Aristocrat has detailed the “acceleration” of its “build-and-buy” strategy for online gambling, after reporting increased revenue and profit in the six months ended 31 March, the first half of its 2021-22 financial year.
During the period, Aristocrat attempted to acquire online gambling technology giant Playtech, only for shareholders to reject the deal. Following this, the business said it would continue to pursue online opportunities, and then announced the launch of a new online real-money gaming (RMG) arm of the business.
In its earnings report, Aristocrat outlined that its goal for this business was to be the world’s leading online gambling platform.
“Online RMG is a logical growth and diversification opportunity that is highly complementary to both the Aristocrat Gaming and Pixel United [social gaming] businesses,” it said. “It provides
further channels for the distribution of our world-leading content and leverages our strengths including our ability to attack attractive adjacencies through strong investment and effective operational execution.
“This new business has crystalised its objectives and is implementing its plans at full pace, with an ambition to ultimately be the leading gaming platform within the global online RMG industry.”
The business will initially focus its online expansion on the US, planning to launch online products with two new customers in two jurisdictions before the end of the calendar year, with the aim of gaining a “significant share” of the US market within five years.
“Scaling in online RMG is a logical growth and diversification opportunity that is complementary for Aristocrat’s gaming and free to play mobile businesses,” Aristocrat chief executive Trevor Croker said. “It provides another channel for the distribution of our world leading content.
“Our first focus will be in North America given the scale of the opportunity and Aristocrat’s deep customer and regulator relationships.”
When asked if the US would be the sole focus for the online real-money division over the next five years, Croker said it would be the sole focus at first, but that there may also be opportunities in other markets such as Europe that arise in the medium term.
“I think you’ve got it right but I wouldn’t necessarily lock us into five years. We can see that there’s opportunity to be part of the US gaming market, in three of the six open markets by early 2023.

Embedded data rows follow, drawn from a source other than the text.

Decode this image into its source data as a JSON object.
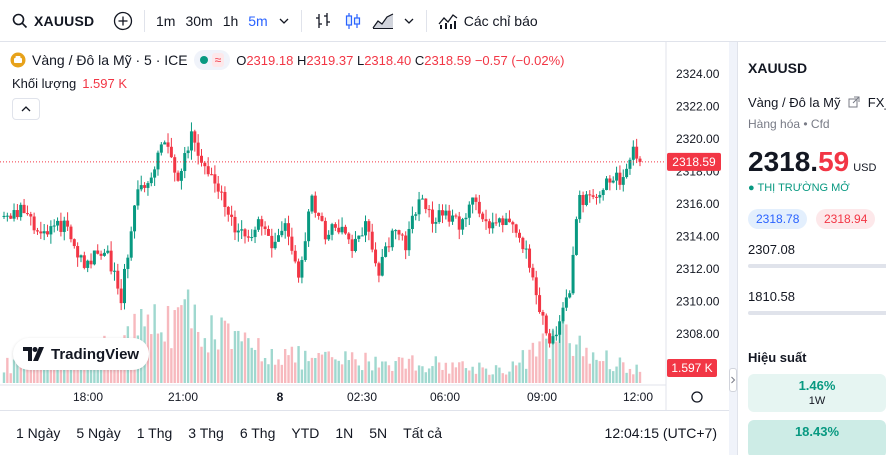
{
  "toolbar": {
    "symbol": "XAUUSD",
    "intervals": [
      "1m",
      "30m",
      "1h",
      "5m"
    ],
    "active_interval": "5m",
    "indicators_label": "Các chỉ báo"
  },
  "legend": {
    "title": "Vàng / Đô la Mỹ · 5 · ICE",
    "open_label": "O",
    "open": "2319.18",
    "high_label": "H",
    "high": "2319.37",
    "low_label": "L",
    "low": "2318.40",
    "close_label": "C",
    "close": "2318.59",
    "change": "−0.57 (−0.02%)",
    "volume_label": "Khối lượng",
    "volume_value": "1.597 K"
  },
  "logo_text": "TradingView",
  "bottom": {
    "ranges": [
      "1 Ngày",
      "5 Ngày",
      "1 Thg",
      "3 Thg",
      "6 Thg",
      "YTD",
      "1N",
      "5N",
      "Tất cả"
    ],
    "clock": "12:04:15 (UTC+7)"
  },
  "right_panel": {
    "symbol": "XAUUSD",
    "name": "Vàng / Đô la Mỹ",
    "source": "FX_",
    "category": "Hàng hóa",
    "category2": "Cfd",
    "price_int": "2318.",
    "price_dec": "59",
    "currency": "USD",
    "status": "THỊ TRƯỜNG MỞ",
    "bid": "2318.78",
    "ask": "2318.94",
    "value1": "2307.08",
    "value2": "1810.58",
    "performance_label": "Hiệu suất",
    "perf": [
      {
        "pct": "1.46%",
        "label": "1W"
      },
      {
        "pct": "18.43%",
        "label": ""
      }
    ]
  },
  "colors": {
    "up": "#089981",
    "down": "#f23645",
    "accent": "#2962ff",
    "up_volume": "#9fd8cf",
    "down_volume": "#f7b9be"
  },
  "chart_data": {
    "type": "candlestick",
    "title": "Vàng / Đô la Mỹ · 5 · ICE",
    "y_ticks": [
      2308.0,
      2310.0,
      2312.0,
      2314.0,
      2316.0,
      2318.0,
      2320.0,
      2322.0,
      2324.0
    ],
    "ylim": [
      2306.5,
      2324.5
    ],
    "x_ticks": [
      "18:00",
      "21:00",
      "8",
      "02:30",
      "06:00",
      "09:00",
      "12:00"
    ],
    "last_price": 2318.59,
    "last_volume": "1.597 K",
    "close_path": [
      {
        "t": 0,
        "v": 2315.2
      },
      {
        "t": 6,
        "v": 2315.6
      },
      {
        "t": 12,
        "v": 2314.0
      },
      {
        "t": 18,
        "v": 2314.8
      },
      {
        "t": 24,
        "v": 2312.3
      },
      {
        "t": 30,
        "v": 2313.4
      },
      {
        "t": 35,
        "v": 2310.2
      },
      {
        "t": 40,
        "v": 2317.2
      },
      {
        "t": 44,
        "v": 2317.5
      },
      {
        "t": 48,
        "v": 2320.0
      },
      {
        "t": 52,
        "v": 2317.3
      },
      {
        "t": 56,
        "v": 2320.2
      },
      {
        "t": 60,
        "v": 2318.3
      },
      {
        "t": 64,
        "v": 2317.2
      },
      {
        "t": 68,
        "v": 2314.9
      },
      {
        "t": 72,
        "v": 2313.8
      },
      {
        "t": 76,
        "v": 2314.9
      },
      {
        "t": 80,
        "v": 2313.2
      },
      {
        "t": 84,
        "v": 2314.8
      },
      {
        "t": 88,
        "v": 2311.7
      },
      {
        "t": 92,
        "v": 2316.5
      },
      {
        "t": 96,
        "v": 2314.1
      },
      {
        "t": 100,
        "v": 2314.6
      },
      {
        "t": 104,
        "v": 2313.3
      },
      {
        "t": 108,
        "v": 2314.7
      },
      {
        "t": 112,
        "v": 2312.0
      },
      {
        "t": 116,
        "v": 2314.2
      },
      {
        "t": 120,
        "v": 2313.6
      },
      {
        "t": 124,
        "v": 2316.4
      },
      {
        "t": 128,
        "v": 2315.0
      },
      {
        "t": 132,
        "v": 2315.6
      },
      {
        "t": 136,
        "v": 2314.6
      },
      {
        "t": 140,
        "v": 2316.2
      },
      {
        "t": 144,
        "v": 2314.8
      },
      {
        "t": 148,
        "v": 2315.2
      },
      {
        "t": 152,
        "v": 2314.8
      },
      {
        "t": 156,
        "v": 2313.0
      },
      {
        "t": 160,
        "v": 2309.8
      },
      {
        "t": 163,
        "v": 2307.6
      },
      {
        "t": 166,
        "v": 2308.6
      },
      {
        "t": 169,
        "v": 2310.9
      },
      {
        "t": 172,
        "v": 2316.5
      },
      {
        "t": 176,
        "v": 2316.0
      },
      {
        "t": 180,
        "v": 2317.3
      },
      {
        "t": 184,
        "v": 2317.6
      },
      {
        "t": 188,
        "v": 2319.2
      },
      {
        "t": 190,
        "v": 2318.6
      }
    ],
    "volume_path": [
      {
        "t": 0,
        "v": 18
      },
      {
        "t": 30,
        "v": 35
      },
      {
        "t": 45,
        "v": 65
      },
      {
        "t": 55,
        "v": 70
      },
      {
        "t": 70,
        "v": 40
      },
      {
        "t": 90,
        "v": 25
      },
      {
        "t": 120,
        "v": 22
      },
      {
        "t": 150,
        "v": 14
      },
      {
        "t": 160,
        "v": 35
      },
      {
        "t": 166,
        "v": 50
      },
      {
        "t": 175,
        "v": 30
      },
      {
        "t": 190,
        "v": 12
      }
    ],
    "candle_count": 191
  }
}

“It wouldn’t preclude us from going into Europe and other markets, and I wouldn’t quarantine it to five years but we will be able to build the capabilities and technology in North America and then scale it to other markets.”

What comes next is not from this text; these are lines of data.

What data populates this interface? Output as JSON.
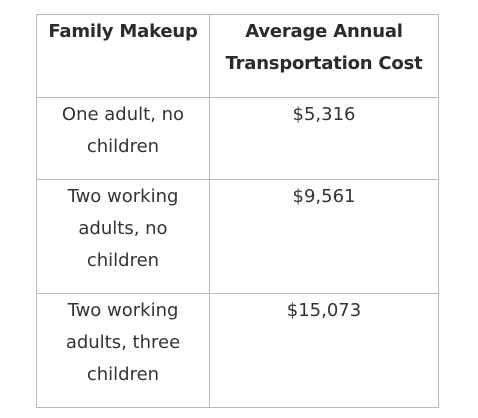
{
  "table": {
    "headers": {
      "family": "Family Makeup",
      "cost_line1": "Average Annual",
      "cost_line2": "Transportation Cost"
    },
    "rows": [
      {
        "family_lines": [
          "One adult, no",
          "children"
        ],
        "cost": "$5,316"
      },
      {
        "family_lines": [
          "Two working",
          "adults, no",
          "children"
        ],
        "cost": "$9,561"
      },
      {
        "family_lines": [
          "Two working",
          "adults, three",
          "children"
        ],
        "cost": "$15,073"
      }
    ]
  }
}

The business reported strong results in H1, leaving $3.3bn in available liquidity, some of which Croker noted could be used to acquire businesses in the online real-money space.
Aristocrat’s revenue was up 23.1% year-on-year to AU$2.75bn for the half-year.
Pixel United – Aristocrat’s social gaming division – continued to be the largest contributor to revenue, bringing in AU$1.31bn, up by 10.0%.
Meanwhile, for Aristocrat’s gaming machine business, the Americas brought in $1.15bn, up 41.5%, up 281.0%. Australia and New Zealand revenue was $222.7m, up 6.5% while international class gaming added an additional $64.0m, almost four times the previous year’s figure, due to new, “large openings” in the Philippines.
Costs of revenue were up by 11.2% to $1.22bn. This meant Aristocrat’s gross profit was $1.53bn, up 35.3%.
Design and development costs were $312.8m, up 28.8%, selling, general and administrative expenses grew by 22.3% to $444.2m while finance costs grew by 154.6% to $178.0m.
As a result, Aristocrat made a pre-tax profit of $598.0m, up 29.7%.
After an $85.0m income tax expense, down 26.1%, profit for the half-year came to $513.0m, up 48.1%.
“Aristocrat delivered an impressive and resilient performance despite mixed operational conditions and challenges,” Croker said. “We took comprehensive action to protect our people and business, while investing strongly to accelerate our growth strategy going forward.”